Unjust laws must be defied. Unjust enforcement must be reviled. Smoking bans are widely despised. Enforcement is despised, and complicated, and difficult, in fact now considered impossible in Illinois. The situation appears to be similar in Ohio as well. Wherever the will to defy is adamantly and widely exercised smoking ban enforcement can be made impossible. The people can restore social dignity, justice, and freedom. Spread the word.
Michael J. McFadden, author of Dissecting Antismokers’ Brains, provides us with this commentary. Reference is made to articles from the Peoria Journal-Star (Link) (stored version) and the Columbus Dispatch (Link) (stored version). Mister McFadden’s commentary:
On March 19th, 2008, The Peoria Journal-Star reported a story that will have wide ranging repercussions for smoking bans all around the USA and potentially overseas as well. Prosecutors for the State of Illinois admitted to the courts that "the statute does not put any onus on the bar employee or bar owner to prohibit smoking," and that they had no authority to file a formal charge against a bar that failed to stop its customers from lighting up.

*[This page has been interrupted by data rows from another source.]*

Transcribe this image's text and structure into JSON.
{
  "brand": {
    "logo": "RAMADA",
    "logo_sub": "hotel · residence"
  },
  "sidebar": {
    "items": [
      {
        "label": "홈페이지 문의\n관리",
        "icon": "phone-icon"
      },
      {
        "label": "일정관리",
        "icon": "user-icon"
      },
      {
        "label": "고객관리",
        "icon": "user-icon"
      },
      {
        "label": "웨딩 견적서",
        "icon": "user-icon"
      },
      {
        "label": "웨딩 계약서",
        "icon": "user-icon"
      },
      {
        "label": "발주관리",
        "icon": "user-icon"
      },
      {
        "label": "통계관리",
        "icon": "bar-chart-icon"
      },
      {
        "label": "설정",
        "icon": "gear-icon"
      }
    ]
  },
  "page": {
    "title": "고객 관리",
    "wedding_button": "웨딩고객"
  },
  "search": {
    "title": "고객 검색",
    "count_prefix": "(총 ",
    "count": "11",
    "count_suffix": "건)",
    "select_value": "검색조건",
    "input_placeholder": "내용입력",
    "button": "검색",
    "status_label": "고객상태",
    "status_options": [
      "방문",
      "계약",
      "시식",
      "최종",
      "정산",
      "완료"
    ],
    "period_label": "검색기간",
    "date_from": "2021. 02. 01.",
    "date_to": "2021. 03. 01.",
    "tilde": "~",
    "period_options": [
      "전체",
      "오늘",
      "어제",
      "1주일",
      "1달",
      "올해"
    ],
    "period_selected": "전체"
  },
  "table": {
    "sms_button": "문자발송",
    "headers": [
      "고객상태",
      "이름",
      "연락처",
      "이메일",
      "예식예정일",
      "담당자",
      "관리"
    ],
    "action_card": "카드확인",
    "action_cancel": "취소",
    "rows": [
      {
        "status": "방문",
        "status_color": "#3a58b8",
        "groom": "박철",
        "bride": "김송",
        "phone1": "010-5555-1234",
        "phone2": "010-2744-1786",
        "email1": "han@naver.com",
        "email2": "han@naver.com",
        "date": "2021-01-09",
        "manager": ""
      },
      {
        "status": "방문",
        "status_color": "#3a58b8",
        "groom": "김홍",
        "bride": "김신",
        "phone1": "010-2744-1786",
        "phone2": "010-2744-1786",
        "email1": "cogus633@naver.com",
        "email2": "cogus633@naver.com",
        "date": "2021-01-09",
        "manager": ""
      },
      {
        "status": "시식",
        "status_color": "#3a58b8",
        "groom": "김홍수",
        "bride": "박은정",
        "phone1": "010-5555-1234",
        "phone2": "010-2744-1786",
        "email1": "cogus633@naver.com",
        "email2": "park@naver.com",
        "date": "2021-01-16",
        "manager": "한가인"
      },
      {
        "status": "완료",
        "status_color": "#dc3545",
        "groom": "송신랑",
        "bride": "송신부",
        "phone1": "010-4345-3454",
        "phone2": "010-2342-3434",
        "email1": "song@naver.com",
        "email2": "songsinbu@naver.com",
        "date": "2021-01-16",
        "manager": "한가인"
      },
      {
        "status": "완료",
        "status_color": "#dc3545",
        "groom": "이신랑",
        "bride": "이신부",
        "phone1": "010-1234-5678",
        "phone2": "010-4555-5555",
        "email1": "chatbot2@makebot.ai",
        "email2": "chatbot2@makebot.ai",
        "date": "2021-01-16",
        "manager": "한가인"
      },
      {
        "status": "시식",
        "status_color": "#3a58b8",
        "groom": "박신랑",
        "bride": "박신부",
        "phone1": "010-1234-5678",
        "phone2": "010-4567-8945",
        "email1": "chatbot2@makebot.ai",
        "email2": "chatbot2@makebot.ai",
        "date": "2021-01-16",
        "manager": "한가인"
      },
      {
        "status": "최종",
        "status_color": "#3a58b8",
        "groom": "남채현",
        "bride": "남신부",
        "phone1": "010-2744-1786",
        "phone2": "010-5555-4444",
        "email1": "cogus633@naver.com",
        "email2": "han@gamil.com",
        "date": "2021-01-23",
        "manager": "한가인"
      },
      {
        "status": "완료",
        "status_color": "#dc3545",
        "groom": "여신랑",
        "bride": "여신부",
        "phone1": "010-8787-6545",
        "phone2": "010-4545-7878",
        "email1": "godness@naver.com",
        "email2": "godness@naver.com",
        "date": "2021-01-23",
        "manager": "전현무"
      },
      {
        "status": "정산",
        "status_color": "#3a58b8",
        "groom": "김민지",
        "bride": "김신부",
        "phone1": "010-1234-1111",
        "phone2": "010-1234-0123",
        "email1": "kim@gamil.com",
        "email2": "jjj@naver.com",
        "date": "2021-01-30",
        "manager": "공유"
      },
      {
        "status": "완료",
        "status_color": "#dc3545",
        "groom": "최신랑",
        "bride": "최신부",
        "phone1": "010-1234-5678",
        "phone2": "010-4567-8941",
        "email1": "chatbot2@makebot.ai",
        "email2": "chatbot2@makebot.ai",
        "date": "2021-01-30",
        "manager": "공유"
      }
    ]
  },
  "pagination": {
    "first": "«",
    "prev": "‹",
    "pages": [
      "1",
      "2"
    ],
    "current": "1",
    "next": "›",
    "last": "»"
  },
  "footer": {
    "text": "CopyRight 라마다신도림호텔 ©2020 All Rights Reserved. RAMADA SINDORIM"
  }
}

While this ruling applies just to the state of Illinois, it can’t fail to be heard in their neighboring state of Iowa, in the troubled bars of nearby Ohio (where health investigators entering bars to check for smoking have refused to tell customers to stop smoking during their visits with the defense of "We can’t make them stop. We’re not police."), upon the bar-theater stages of Minnesota where desperate taverns have resorted to staging "plays" (theatrical productions being exempted from the ban) in which every smoking patron is playing a "role," and in many other states where government has tried to indenture hospitality employees to act as Junior G-Men without badges.
Bartenders themselves might still get fined if they smoke while on duty, and a bar might be fined if they fail to display "No Smoking" signs or if they provide fire-safety devices (ashtrays) for customers, but it has now been made crystal clear that the days of "Undercover Secret Smoking Police" in Illinois are over. And whether the state has the guts to enforce an ashtray ban that might leave them liable for fire deaths and damages seems unlikely.
As news of this event spreads it’s likely that most small bars and probably even a good number of restaurants will go back to turning a blind eye to smoking customers who make up a sizeable percentage of their trade. They may seek to cover themselves legally by "informing" customers of the law, and they may take special pains to display the proper signage, but the days of Illinois’ smoking customers universally being grabbed by the scruff of the neck and tossed to the gutter are over.
Spring Valley’s Family Tavern, bartender Karla Carrington, and Peoria legal eagle Dan O’Day have fired a puff of smoke into the air that will be seen around the world! Wherever else bans may have played in the past, they flopped big time when they tried to take center stage in Peoria!